The type VI secretion system of Francisella tularensis – its structure and regulation
The T6SS is a highly dynamic machinery present in many pathogenic Gram-negative bacteria that is utilized to inject a molecular syringe secreting a wide variety of toxic effectors into eukaryotic and prokaryotic cells.
Francisella tularensis (Ft), a highly virulent intracellular pathogen that causes tularemia in humans and many animal species, encodes an atypical T6SS, which allows Ft to invade and replicate within the cytosol of eukaryotic cells and it is thereby essential for virulence. While T6SSs have been the focus of an intense research effort for over a decade, our understanding is still incomplete regarding many of the functions of T6SSs in general and that of Ft in particular. Therefore, we currently are investigating the regulation and composition of the T6SS in Ft. With regard to T6SS regulation, we have recently identified critical roles of the ClpB chaperone (Alam et al., Scientific Reports, 2018) and made the novel finding that its role for the control of T6S is dissociated from its role as essential for handling of heat shock (Alam et al., Plos Pathogens, 2020). Since much Ft research has focused on the regulation of the T6SS of the environmental bacterium F. novicida, we now investigate if the regulation is distinct in clinically important Ft subspecies with a special focus on ClpB and its role for the assembly/disassembly of the T6SS.
Detailed structural knowledge is very limited regarding the Ft T6SS and this is particularly true for the baseplate (BP), the foundation on which the external part of the machinery rests, a consequence of the overall limited sequence identity shared between the Ft T6SS components and those of prototypic T6SSs. To characterize the BP, we are conducting detailed analysis by means of two-hybrid interaction analysis, immunoprecipitation, ascorbate peroxidase 2 (APEX)-tagging, and confocal and electron microscopic methods.

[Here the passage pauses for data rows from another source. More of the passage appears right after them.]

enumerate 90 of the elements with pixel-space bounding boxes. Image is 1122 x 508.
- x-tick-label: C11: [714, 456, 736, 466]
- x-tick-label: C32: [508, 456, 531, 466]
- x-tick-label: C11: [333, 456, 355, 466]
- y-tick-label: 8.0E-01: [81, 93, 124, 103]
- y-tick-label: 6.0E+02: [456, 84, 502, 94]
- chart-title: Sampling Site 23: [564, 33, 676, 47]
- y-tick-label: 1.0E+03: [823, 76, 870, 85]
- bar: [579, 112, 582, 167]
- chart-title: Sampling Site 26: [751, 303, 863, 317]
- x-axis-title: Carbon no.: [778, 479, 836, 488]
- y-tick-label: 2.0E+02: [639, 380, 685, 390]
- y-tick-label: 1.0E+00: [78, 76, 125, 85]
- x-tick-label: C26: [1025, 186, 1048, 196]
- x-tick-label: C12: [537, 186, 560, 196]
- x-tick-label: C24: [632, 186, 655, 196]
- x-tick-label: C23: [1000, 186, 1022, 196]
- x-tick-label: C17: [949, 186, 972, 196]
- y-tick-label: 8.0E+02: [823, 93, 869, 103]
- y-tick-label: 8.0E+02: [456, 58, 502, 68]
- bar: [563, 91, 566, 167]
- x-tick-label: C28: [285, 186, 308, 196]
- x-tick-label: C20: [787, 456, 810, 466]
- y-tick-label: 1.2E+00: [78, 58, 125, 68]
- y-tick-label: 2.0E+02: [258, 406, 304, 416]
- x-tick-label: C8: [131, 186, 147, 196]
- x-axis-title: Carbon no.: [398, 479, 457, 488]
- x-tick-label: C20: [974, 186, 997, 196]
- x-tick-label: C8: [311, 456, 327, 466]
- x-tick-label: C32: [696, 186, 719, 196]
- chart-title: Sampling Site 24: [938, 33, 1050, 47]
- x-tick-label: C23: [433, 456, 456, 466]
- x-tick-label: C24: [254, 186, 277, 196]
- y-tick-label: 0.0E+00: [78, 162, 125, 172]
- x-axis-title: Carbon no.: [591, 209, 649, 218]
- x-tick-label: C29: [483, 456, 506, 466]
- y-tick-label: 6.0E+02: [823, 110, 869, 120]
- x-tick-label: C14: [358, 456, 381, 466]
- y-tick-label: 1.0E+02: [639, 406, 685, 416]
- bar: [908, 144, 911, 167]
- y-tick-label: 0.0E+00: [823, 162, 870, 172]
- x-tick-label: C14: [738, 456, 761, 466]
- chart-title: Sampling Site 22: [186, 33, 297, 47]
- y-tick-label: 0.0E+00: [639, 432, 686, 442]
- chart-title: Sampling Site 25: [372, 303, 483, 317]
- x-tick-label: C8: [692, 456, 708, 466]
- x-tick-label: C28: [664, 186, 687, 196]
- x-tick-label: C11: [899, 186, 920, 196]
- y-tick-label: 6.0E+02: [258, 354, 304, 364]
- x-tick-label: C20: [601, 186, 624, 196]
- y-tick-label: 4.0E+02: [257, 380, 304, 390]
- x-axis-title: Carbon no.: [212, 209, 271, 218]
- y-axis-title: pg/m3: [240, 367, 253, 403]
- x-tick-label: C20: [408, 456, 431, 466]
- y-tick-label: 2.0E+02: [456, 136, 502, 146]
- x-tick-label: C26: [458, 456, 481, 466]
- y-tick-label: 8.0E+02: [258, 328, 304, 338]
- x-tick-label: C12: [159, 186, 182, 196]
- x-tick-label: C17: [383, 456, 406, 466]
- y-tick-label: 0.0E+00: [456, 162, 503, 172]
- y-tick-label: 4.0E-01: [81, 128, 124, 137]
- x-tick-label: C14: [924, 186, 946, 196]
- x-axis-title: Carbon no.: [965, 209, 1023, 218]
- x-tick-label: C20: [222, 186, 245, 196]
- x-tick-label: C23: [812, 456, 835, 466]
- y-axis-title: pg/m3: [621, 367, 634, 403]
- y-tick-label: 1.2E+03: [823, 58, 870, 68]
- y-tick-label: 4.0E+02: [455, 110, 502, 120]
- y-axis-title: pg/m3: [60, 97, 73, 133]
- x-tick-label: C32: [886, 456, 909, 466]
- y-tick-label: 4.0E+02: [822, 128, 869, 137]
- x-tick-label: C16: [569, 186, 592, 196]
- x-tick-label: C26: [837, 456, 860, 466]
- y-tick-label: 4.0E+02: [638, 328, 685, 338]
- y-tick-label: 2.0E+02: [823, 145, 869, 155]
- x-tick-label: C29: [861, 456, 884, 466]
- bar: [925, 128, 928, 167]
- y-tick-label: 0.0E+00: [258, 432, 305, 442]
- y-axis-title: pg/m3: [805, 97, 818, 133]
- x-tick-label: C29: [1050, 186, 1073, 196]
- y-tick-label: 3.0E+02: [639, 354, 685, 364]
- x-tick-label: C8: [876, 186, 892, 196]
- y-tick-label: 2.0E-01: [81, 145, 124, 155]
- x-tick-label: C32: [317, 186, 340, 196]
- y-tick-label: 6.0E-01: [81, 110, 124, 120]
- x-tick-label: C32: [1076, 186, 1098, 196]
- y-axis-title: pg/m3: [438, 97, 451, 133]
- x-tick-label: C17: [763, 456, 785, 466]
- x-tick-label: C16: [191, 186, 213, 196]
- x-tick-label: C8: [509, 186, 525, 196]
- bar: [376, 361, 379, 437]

In view of our detailed knowledge regarding the T6SS structure of Ft, we have screened a small molecule compounds for the ability to block the binding of VipA-VipB, essential for T6S, in a bacterial two-hybrid system (B2H). Potent compounds in each of tested assays were identified. Analogues were obtained and compounds with potent inhibitory effects in the assays and desirable physicochemical properties as predicted by in silico analysis were identified (Sun, et al Antimicrobial Agents and Chemotherapy, 2014). Since the compounds specifically target a virulence mechanism without affecting bacterial replication, they have the potential to mitigate the virulence with minimal risk for development of resistance.